Equally, there are many for whom working into old age is a matter of financial necessity rather than personal choice. To this end, it’s impossible to separate issues of class, age, and gender from attitudes towards retirement.
But on the whole, our relationship to work—and by extension, retirement—is far more complicated and contradictory than we think. We fantasise about not having to work, but can feel quite guilty about not doing it. We are motivated to retire by the prospect of freedom, but remain attached to the security, familiarity, community, and purpose that work gives us.
And despite all of this, we still see retirement as some sort of age line, demarcating when we finally get to live life on our own terms, only to find ourselves untethered from who we think we are once we’re on the other side.
So why do we persist in glorifying something about which we are, in fact, ambivalent?
It’s pointless to say what retirement should look like; this is a wholly subjective issue for which no single answer exists. Much like that dreaded interview question, “Where do you see yourself in five years’ time?” it’s difficult to give a clear answer to, “What do you see yourself doing in retirement?” no matter how close you are to it.
More than this, it’s impossible to say what retirement could look like by the time the new retirement and re-employment ages take effect.
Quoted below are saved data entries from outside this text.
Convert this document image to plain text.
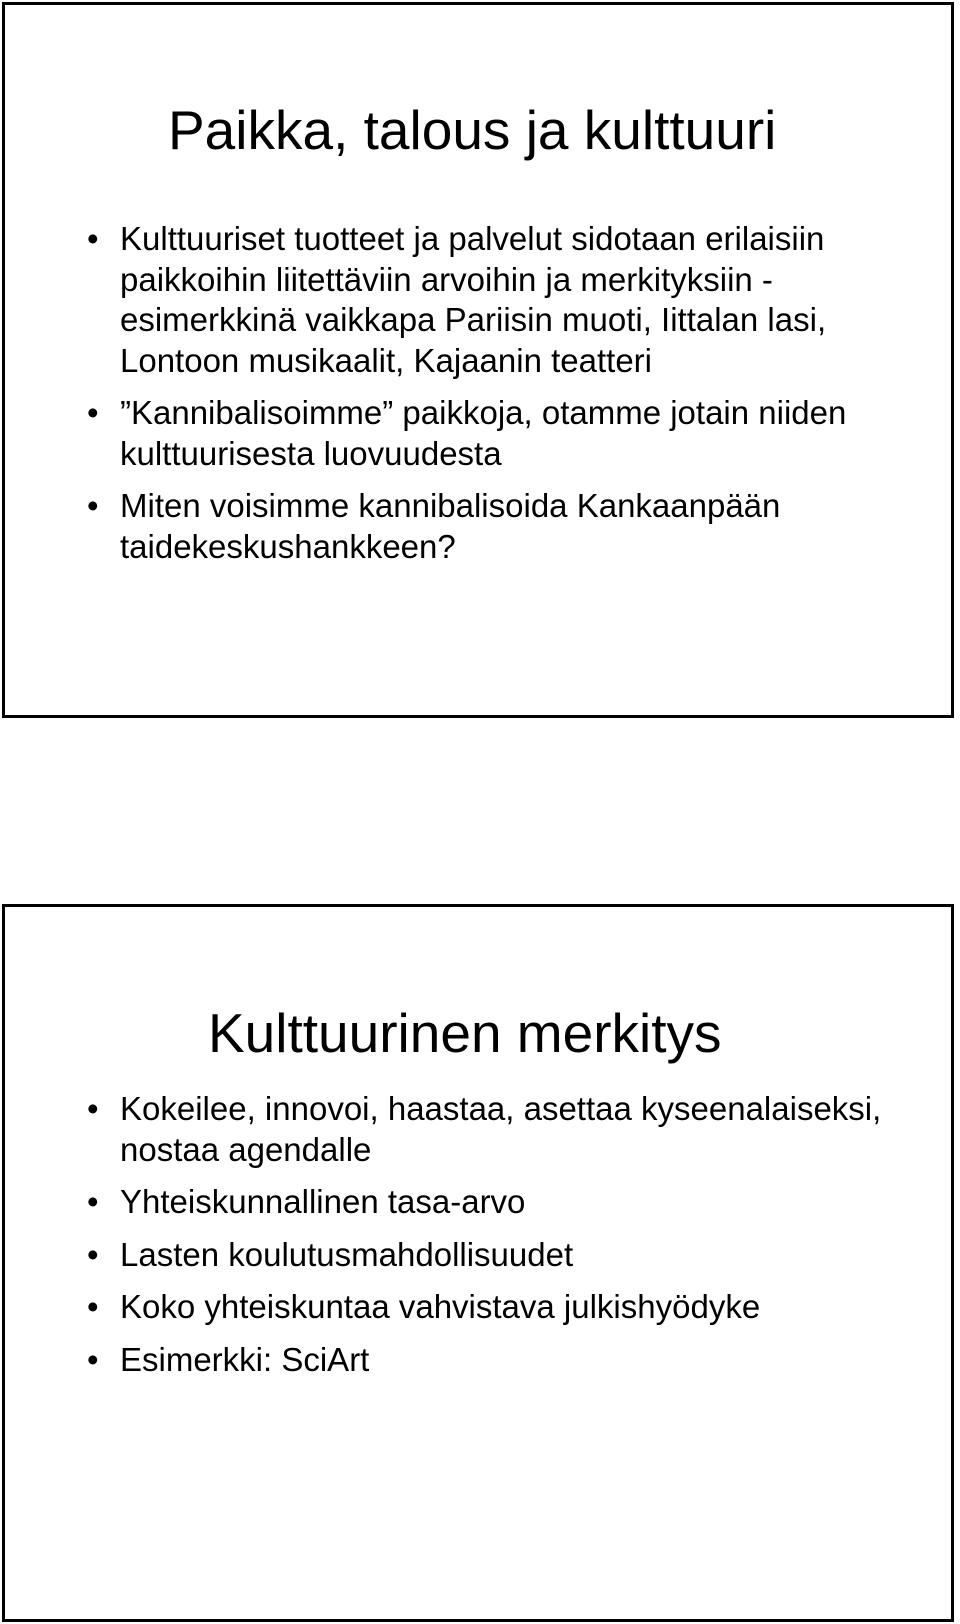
Paikka, talous ja kulttuuri
• Kulttuuriset tuotteet ja palvelut sidotaan erilaisiin paikkoihin liitettäviin arvoihin ja merkityksiin - esimerkkinä vaikkapa Pariisin muoti, Iittalan lasi, Lontoon musikaalit, Kajaanin teatteri
• ”Kannibalisoimme” paikkoja, otamme jotain niiden kulttuurisesta luovuudesta
• Miten voisimme kannibalisoida Kankaanpään taidekeskushankkeen?
Kulttuurinen merkitys
• Kokeilee, innovoi, haastaa, asettaa kyseenalaiseksi, nostaa agendalle
• Yhteiskunnallinen tasa-arvo
• Lasten koulutusmahdollisuudet
• Koko yhteiskuntaa vahvistava julkishyödyke
• Esimerkki: SciArt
The future of work is now so unpredictable that no forum or white paper can address it with any certainty.
Consider the tremendous structural, cultural, and technological changes to work within the last few decades. The idea of working for the same employer for life, starting at the bottom of one company and slowly climbing your way to the top, is obsolete. In Singapore, around 20% of the full-time workforce is expected to have their jobs displaced by 2028; even high-skilled industries which seem relatively secure, such as law, are at risk from automation. And until fairly recently, freelancing was seen as something only writers and artists did or a stopgap solution while in-between jobs, rather than a viable way to forge a career.
Constructing a linear, coherent identity based on one’s work is now harder than ever. Even the notion of defining yourself according to what you do is falling out of favour; critiques of capitalism point to how it reduces the individual to a unit of labour, arguing that human worth can and should be based on more than what one does to earn a living. (There’s also an argument to be made that identity now depends on what one consumes as much as what one does.)
All this is to say: if we can barely speculate about what work will look like—however fluid or fragmented it might be—the notion of ‘traditional’ retirement looks equally precarious. As such, it’s worth re-evaluating what we think about it, and what we expect from it in the first place.
As every millennial understands, the line between adolescence and adulthood is murkier than it’s ever been. The changes to the future of work mean that a similar blurring will take place in late adulthood; ‘working’ or ‘no longer working’ will probably not be a useful binary around which to define ourselves.
However, we shouldn’t stop there. At the very least, we ought to ditch the monolithic, over-simplified notion of retirement as something to be fantasised about. We should ask: given our history of idealising retirement, what is it that we truly seek? And if the reality of it is far more complex than we’d like to admit, how can we work this into the age-old question of what it means to live a meaningful life?
“What do you want to do with your life?” is often thought of as a young person’s question—that existential issue you grapple with through school and your early 20s, and perhaps even your early 30s. But retiring the ideal of retirement as we know it means this question will remain relevant long after this. We will need to ask it in our 50s and 60s, too.
But hey, as my alma mater’s motto put it: nothing without labour.